INDIANAPOLIS — Jim Tate, highly successful track coach at St. Paul’s Episcopal School, has been selected for induction into the 2013 class of the National High School Sports Hall of Fame in June.
         He becomes the third inductee from the AHSAA ranks in the last three years, following Pat Sullivan as an athlete in 2012 and former AHSAA Executive Director Dan Washburn as an administrator in 2011.
         Tate, who has won over 80 state championships in his fabled 34-year coaching career at the Mobile school, is being enshrined in a class that includes four individuals who excelled as high school athletes, including former Washington Redskins’ all-pro quarterback Joe Theismann, current Los Angeles Clippers’ guard Chauncey Billups, four-time Olympic gold medalist Harrison Dillard, and former Stanford volleyball-basketball standout Kristin Folkl Kaburakis.

Tate, after coaching stops in South Carolina and Georgia for nine years, joined St. Paul’s staff in 1978 and started the school’s boys track and cross country programs. Combining boys and girls cross country, boys and girls indoor track and boys and girls outdoor track, his teams have won an unbelievable 86 state championships. His girls cross country teams won 16 consecutive state titles from 1983 to 1998, an all-time national record.

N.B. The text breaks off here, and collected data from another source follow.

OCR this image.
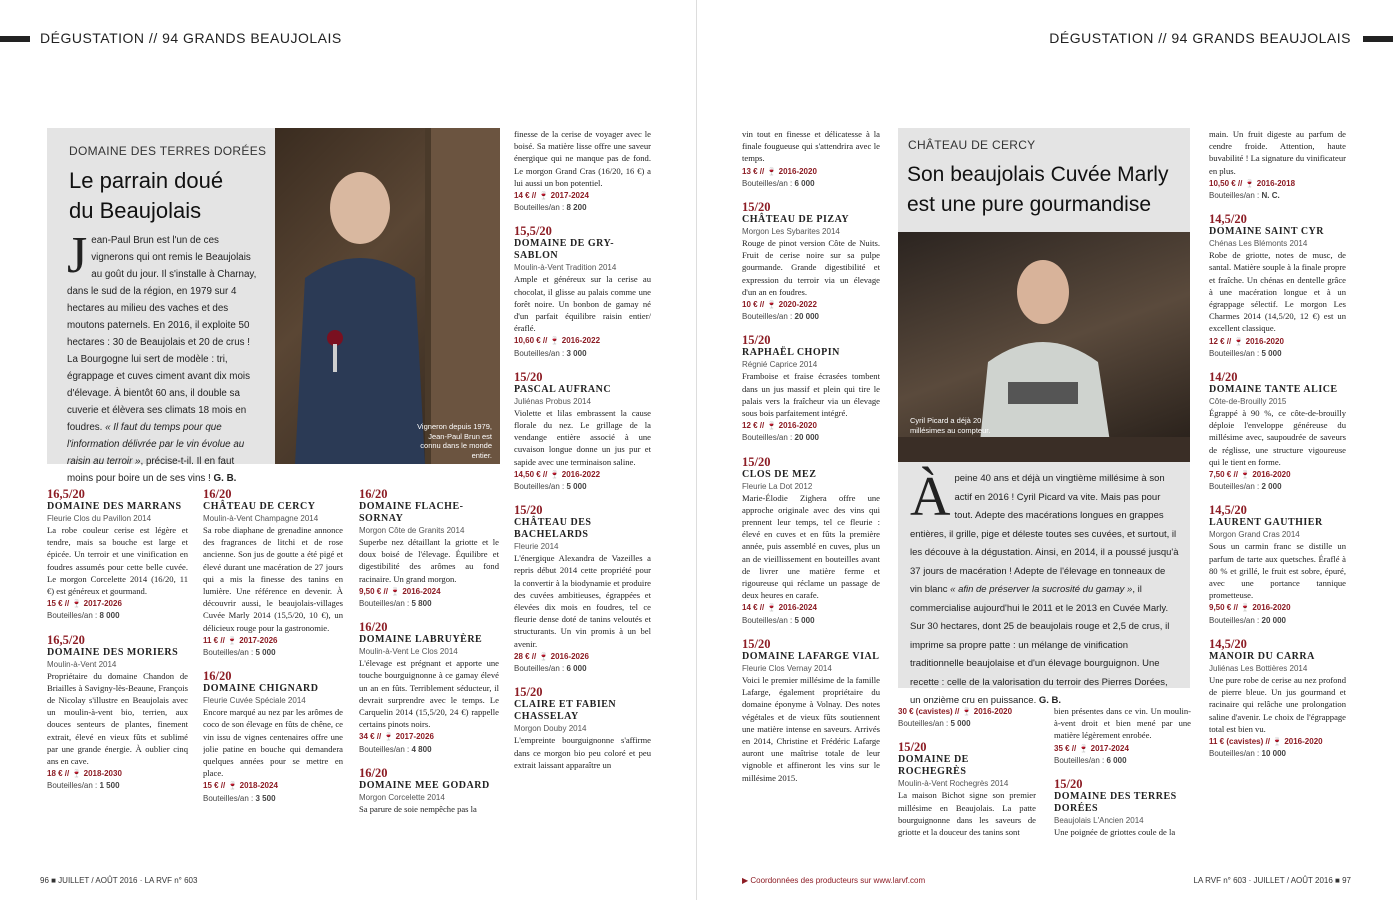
DÉGUSTATION // 94 GRANDS BEAUJOLAIS	DÉGUSTATION // 94 GRANDS BEAUJOLAIS
DOMAINE DES TERRES DORÉES
Le parrain doué
du Beaujolais
Jean-Paul Brun est l'un de ces vignerons qui ont remis le Beaujolais au goût du jour. Il s'installe à Charnay, dans le sud de la région, en 1979 sur 4 hectares au milieu des vaches et des moutons paternels. En 2016, il exploite 50 hectares : 30 de Beaujolais et 20 de crus ! La Bourgogne lui sert de modèle : tri, égrappage et cuves ciment avant dix mois d'élevage. À bientôt 60 ans, il double sa cuverie et élèvera ses climats 18 mois en foudres. « Il faut du temps pour que l'information délivrée par le vin évolue au raisin au terroir », précise-t-il. Il en faut moins pour boire un de ses vins ! G. B.
Vigneron depuis 1979, Jean-Paul Brun est connu dans le monde entier.
CHÂTEAU DE CERCY
Son beaujolais Cuvée Marly
est une pure gourmandise
Cyril Picard a déjà 20 millésimes au compteur.
Àpeine 40 ans et déjà un vingtième millésime à son actif en 2016 ! Cyril Picard va vite. Mais pas pour tout. Adepte des macérations longues en grappes entières, il grille, pige et déleste toutes ses cuvées, et surtout, il les découve à la dégustation. Ainsi, en 2014, il a poussé jusqu'à 37 jours de macération ! Adepte de l'élevage en tonneaux de vin blanc « afin de préserver la sucrosité du gamay », il commercialise aujourd'hui le 2011 et le 2013 en Cuvée Marly. Sur 30 hectares, dont 25 de beaujolais rouge et 2,5 de crus, il imprime sa propre patte : un mélange de vinification traditionnelle beaujolaise et d'un élevage bourguignon. Une recette : celle de la valorisation du terroir des Pierres Dorées, un onzième cru en puissance. G. B.
16,5/20
DOMAINE DES MARRANS
Fleurie Clos du Pavillon 2014
La robe couleur cerise est légère et tendre, mais sa bouche est large et épicée. Un terroir et une vinification en foudres assumés pour cette belle cuvée. Le morgon Corcelette 2014 (16/20, 11 €) est généreux et gourmand.
15 € // 🍷 2017-2026
Bouteilles/an : 8 000
16,5/20
DOMAINE DES MORIERS
Moulin-à-Vent 2014
Propriétaire du domaine Chandon de Briailles à Savigny-lès-Beaune, François de Nicolay s'illustre en Beaujolais avec un moulin-à-vent bio, terrien, aux douces senteurs de plantes, finement extrait, élevé en vieux fûts et sublimé par une grande énergie. À oublier cinq ans en cave.
18 € // 🍷 2018-2030
Bouteilles/an : 1 500
16/20
CHÂTEAU DE CERCY
Moulin-à-Vent Champagne 2014
Sa robe diaphane de grenadine annonce des fragrances de litchi et de rose ancienne. Son jus de goutte a été pigé et élevé durant une macération de 27 jours qui a mis la finesse des tanins en lumière. Une référence en devenir. À découvrir aussi, le beaujolais-villages Cuvée Marly 2014 (15,5/20, 10 €), un délicieux rouge pour la gastronomie.
11 € // 🍷 2017-2026
Bouteilles/an : 5 000
16/20
DOMAINE CHIGNARD
Fleurie Cuvée Spéciale 2014
Encore marqué au nez par les arômes de coco de son élevage en fûts de chêne, ce vin issu de vignes centenaires offre une jolie patine en bouche qui demandera quelques années pour se mettre en place.
15 € // 🍷 2018-2024
Bouteilles/an : 3 500
16/20
DOMAINE FLACHE-SORNAY
Morgon Côte de Granits 2014
Superbe nez détaillant la griotte et le doux boisé de l'élevage. Équilibre et digestibilité des arômes au fond racinaire. Un grand morgon.
9,50 € // 🍷 2016-2024
Bouteilles/an : 5 800
16/20
DOMAINE LABRUYÈRE
Moulin-à-Vent Le Clos 2014
L'élevage est prégnant et apporte une touche bourguignonne à ce gamay élevé un an en fûts. Terriblement séducteur, il devrait surprendre avec le temps. Le Carquelin 2014 (15,5/20, 24 €) rappelle certains pinots noirs.
34 € // 🍷 2017-2026
Bouteilles/an : 4 800
16/20
DOMAINE MEE GODARD
Morgon Corcelette 2014
Sa parure de soie nempêche pas la
finesse de la cerise de voyager avec le boisé. Sa matière lisse offre une saveur énergique qui ne manque pas de fond. Le morgon Grand Cras (16/20, 16 €) a lui aussi un bon potentiel.
14 € // 🍷 2017-2024
Bouteilles/an : 8 200
15,5/20
DOMAINE DE GRY-SABLON
Moulin-à-Vent Tradition 2014
Ample et généreux sur la cerise au chocolat, il glisse au palais comme une forêt noire. Un bonbon de gamay né d'un parfait équilibre raisin entier/éraflé.
10,60 € // 🍷 2016-2022
Bouteilles/an : 3 000
15/20
PASCAL AUFRANC
Juliénas Probus 2014
Violette et lilas embrassent la cause florale du nez. Le grillage de la vendange entière associé à une cuvaison longue donne un jus pur et sapide avec une terminaison saline.
14,50 € // 🍷 2016-2022
Bouteilles/an : 5 000
15/20
CHÂTEAU DES BACHELARDS
Fleurie 2014
L'énergique Alexandra de Vazeilles a repris début 2014 cette propriété pour la convertir à la biodynamie et produire des cuvées ambitieuses, égrappées et élevées dix mois en foudres, tel ce fleurie dense doté de tanins veloutés et structurants. Un vin promis à un bel avenir.
28 € // 🍷 2016-2026
Bouteilles/an : 6 000
15/20
CLAIRE ET FABIEN CHASSELAY
Morgon Douby 2014
L'empreinte bourguignonne s'affirme dans ce morgon bio peu coloré et peu extrait laissant apparaître un
vin tout en finesse et délicatesse à la finale fougueuse qui s'attendrira avec le temps.
13 € // 🍷 2016-2020
Bouteilles/an : 6 000
15/20
CHÂTEAU DE PIZAY
Morgon Les Sybarites 2014
Rouge de pinot version Côte de Nuits. Fruit de cerise noire sur sa pulpe gourmande. Grande digestibilité et expression du terroir via un élevage d'un an en foudres.
10 € // 🍷 2020-2022
Bouteilles/an : 20 000
15/20
RAPHAËL CHOPIN
Régnié Caprice 2014
Framboise et fraise écrasées tombent dans un jus massif et plein qui tire le palais vers la fraîcheur via un élevage sous bois parfaitement intégré.
12 € // 🍷 2016-2020
Bouteilles/an : 20 000
15/20
CLOS DE MEZ
Fleurie La Dot 2012
Marie-Élodie Zighera offre une approche originale avec des vins qui prennent leur temps, tel ce fleurie : élevé en cuves et en fûts la première année, puis assemblé en cuves, plus un an de vieillissement en bouteilles avant de livrer une matière ferme et rigoureuse qui réclame un passage de deux heures en carafe.
14 € // 🍷 2016-2024
Bouteilles/an : 5 000
15/20
DOMAINE LAFARGE VIAL
Fleurie Clos Vernay 2014
Voici le premier millésime de la famille Lafarge, également propriétaire du domaine éponyme à Volnay. Des notes végétales et de vieux fûts soutiennent une matière intense en saveurs. Arrivés en 2014, Christine et Frédéric Lafarge auront une maîtrise totale de leur vignoble et affineront les vins sur le millésime 2015.
30 € (cavistes) // 🍷 2016-2020
Bouteilles/an : 5 000
15/20
DOMAINE DE ROCHEGRÈS
Moulin-à-Vent Rochegrès 2014
La maison Bichot signe son premier millésime en Beaujolais. La patte bourguignonne dans les saveurs de griotte et la douceur des tanins sont
bien présentes dans ce vin. Un moulin-à-vent droit et bien mené par une matière légèrement enrobée.
35 € // 🍷 2017-2024
Bouteilles/an : 6 000
15/20
DOMAINE DES TERRES DORÉES
Beaujolais L'Ancien 2014
Une poignée de griottes coule de la
main. Un fruit digeste au parfum de cendre froide. Attention, haute buvabilité ! La signature du vinificateur en plus.
10,50 € // 🍷 2016-2018
Bouteilles/an : N. C.
14,5/20
DOMAINE SAINT CYR
Chénas Les Blémonts 2014
Robe de griotte, notes de musc, de santal. Matière souple à la finale propre et fraîche. Un chénas en dentelle grâce à une macération longue et à un égrappage sélectif. Le morgon Les Charmes 2014 (14,5/20, 12 €) est un excellent classique.
12 € // 🍷 2016-2020
Bouteilles/an : 5 000
14/20
DOMAINE TANTE ALICE
Côte-de-Brouilly 2015
Égrappé à 90 %, ce côte-de-brouilly déploie l'enveloppe généreuse du millésime avec, saupoudrée de saveurs de réglisse, une structure vigoureuse qui le tient en forme.
7,50 € // 🍷 2016-2020
Bouteilles/an : 2 000
14,5/20
LAURENT GAUTHIER
Morgon Grand Cras 2014
Sous un carmin franc se distille un parfum de tarte aux quetsches. Éraflé à 80 % et grillé, le fruit est sobre, épuré, avec une portance tannique prometteuse.
9,50 € // 🍷 2016-2020
Bouteilles/an : 20 000
14,5/20
MANOIR DU CARRA
Juliénas Les Bottières 2014
Une pure robe de cerise au nez profond de pierre bleue. Un jus gourmand et racinaire qui relâche une prolongation saline d'avenir. Le choix de l'égrappage total est bien vu.
11 € (cavistes) // 🍷 2016-2020
Bouteilles/an : 10 000
96 ■ JUILLET / AOÛT 2016 · LA RVF n° 603	▶ Coordonnées des producteurs sur www.larvf.com	LA RVF n° 603 · JUILLET / AOÛT 2016 ■ 97
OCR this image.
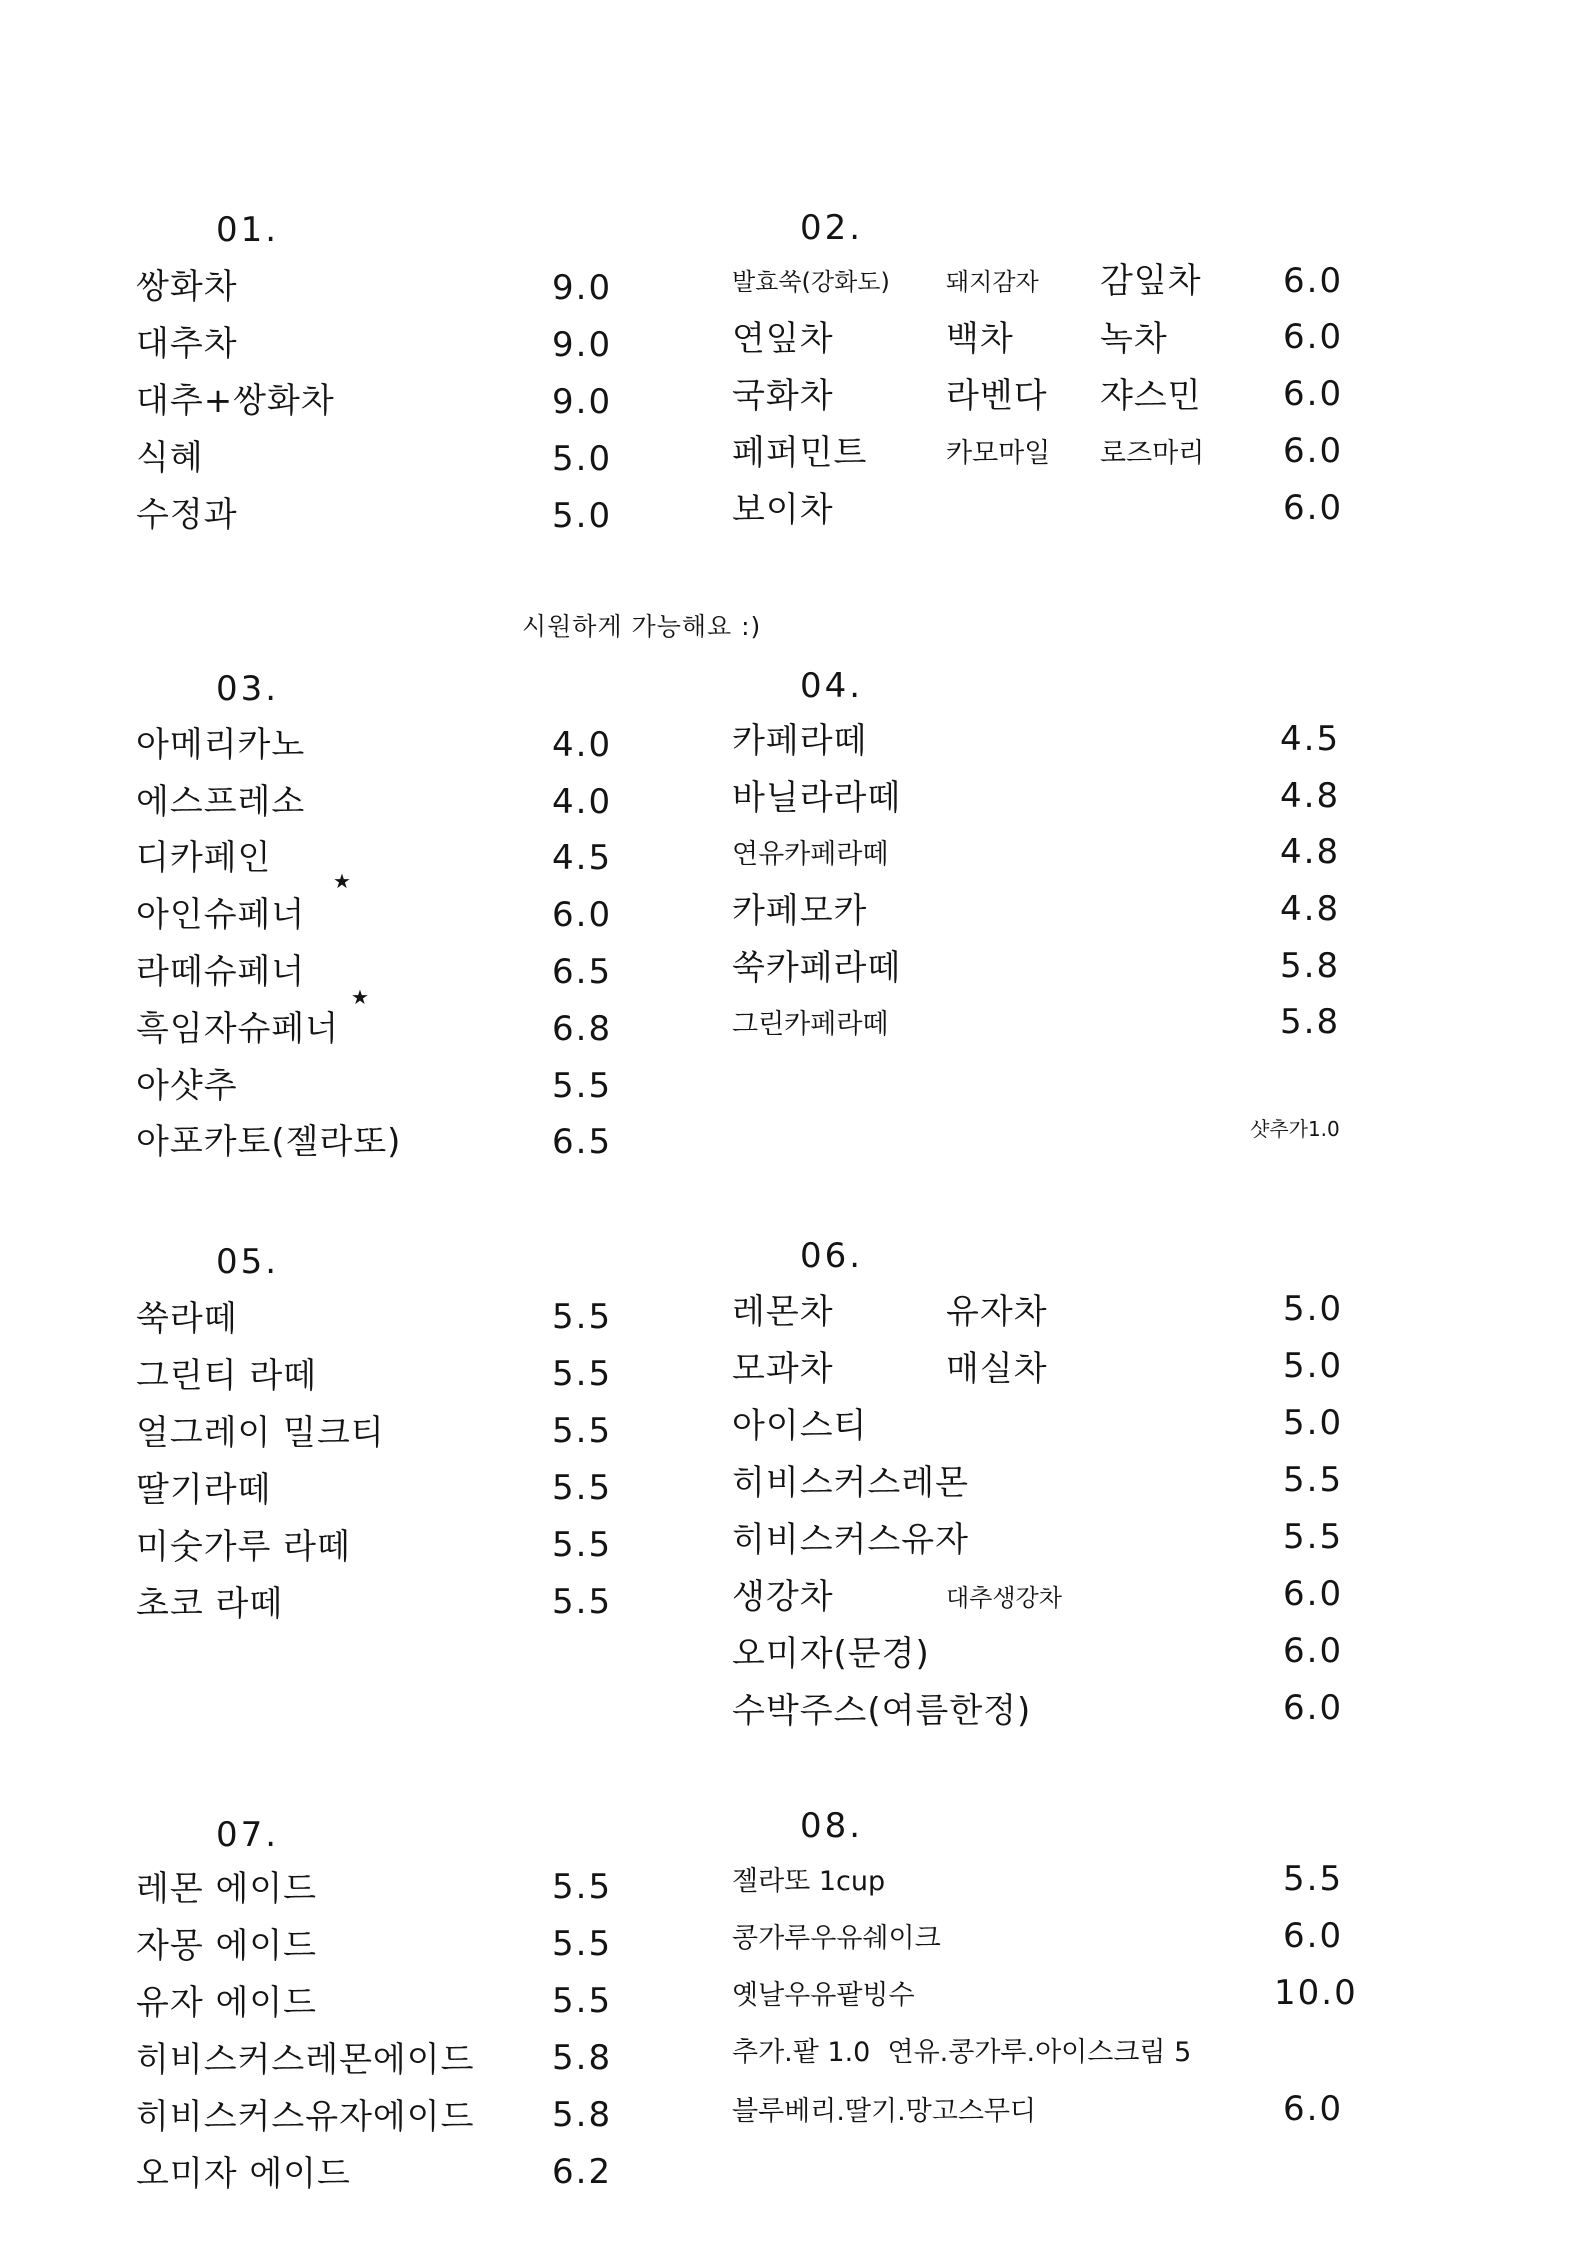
01.
쌍화차	9.0
대추차	9.0
대추+쌍화차	9.0
식혜	5.0
수정과	5.0
02.
발효쑥(강화도) 돼지감자 감잎차 6.0
연잎차	백차	녹차	6.0
국화차	라벤다 쟈스민 6.0
페퍼민트	카모마일 로즈마리 6.0
보이차	6.0
시원하게 가능해요 :)
03.
아메리카노	4.0
에스프레소	4.0
디카페인	4.5
★
아인슈페너	6.0
라떼슈페너	6.5
★
흑임자슈페너	6.8
아샷추	5.5
아포카토(젤라또)	6.5
04.
카페라떼	4.5
바닐라라떼	4.8
연유카페라떼	4.8
카페모카	4.8
쑥카페라떼	5.8
그린카페라떼	5.8
샷추가1.0
05.
쑥라떼	5.5
그린티 라떼	5.5
얼그레이 밀크티	5.5
딸기라떼	5.5
미숫가루 라떼	5.5
초코 라떼	5.5
06.
레몬차	유자차	5.0
모과차	매실차	5.0
아이스티	5.0
히비스커스레몬	5.5
히비스커스유자	5.5
생강차	대추생강차	6.0
오미자(문경)	6.0
수박주스(여름한정)	6.0
07.
레몬 에이드	5.5
자몽 에이드	5.5
유자 에이드	5.5
히비스커스레몬에이드 5.8
히비스커스유자에이드 5.8
오미자 에이드	6.2
08.
젤라또 1cup	5.5
콩가루우유쉐이크	6.0
옛날우유팥빙수	10.0
추가.팥 1.0  연유.콩가루.아이스크림 5
블루베리.딸기.망고스무디	6.0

“We are extremely proud of Coach Tate and excited about his selection,” said Steve Savarese, AHSAA Executive Director.  “We thank him for his many years of service, first as an outstanding member of our military and later through his teaching and coaching. His accomplishments are many, but more important are the many young men and young women he has helped mold into outstanding adults through his dedication and service.”
          Tate is one of five high school coaches, four athletes, two officials, one administrator and one in the performing arts to be inducted June 27 at the Hyatt Regency Denver at Colorado Convention Center. The 31st Hall of Fame Induction Ceremony will be the closing event of the 94th annual NFHS Summer Meeting.

Other high school coaches slated for induction include Ed Aston, who retired in 2011 after over 30 years as girls and boys swimming coach at Cheshire (Connecticut) High School; Chuck Koeppen, cross country and track coach at Carmel (Indiana) High School for 37 years before retiring in 2008; Chuck Lenahan, in his 42nd year as football coach at Plymouth (New Hampshire) Regional High School; and Mike Messere, lacrosse coach at Camillus (New York) West Genesee High School for the past 37 years;
           Honorees in the Officials category are Jerry Kimmel, a basketball official from Kentucky who recently retired after 56 years and assigner for the Kentucky High School Athletic Association (KHSAA), and Haig Nighohossian, a soccer official from Granite City, Illinois, in his 39th year as an active official with the Illinois High School Association (IHSA).

Ronnie Carter, who retired in 2009 after 23 years as executive director of the Tennessee Secondary School Athletic Association (TSSAA), is this year’s inductee in the Administrators category and Richard Floyd, retiring this year after 50 years in music education that includes 29 years as director of music for the University Interscholastic League (UIL) in Austin, Texas, in the Performing Arts category.

The National High School Hall of Fame was started in 1982 by the NFHS to honor high school athletes, coaches, contest officials, administrators, performing arts coaches/directors and others for their extraordinary achievements and accomplishments in high school sports and activity programs. This year’s class increases the number of people in the Hall of Fame to 411.

The 13 individuals were chosen after a two-level selection process involving a screening committee composed of active high school state association administrators, coaches and officials, and a final selection committee composed of coaches, former athletes, state association officials, media representatives and educational leaders. Nominations were made through NFHS member associations.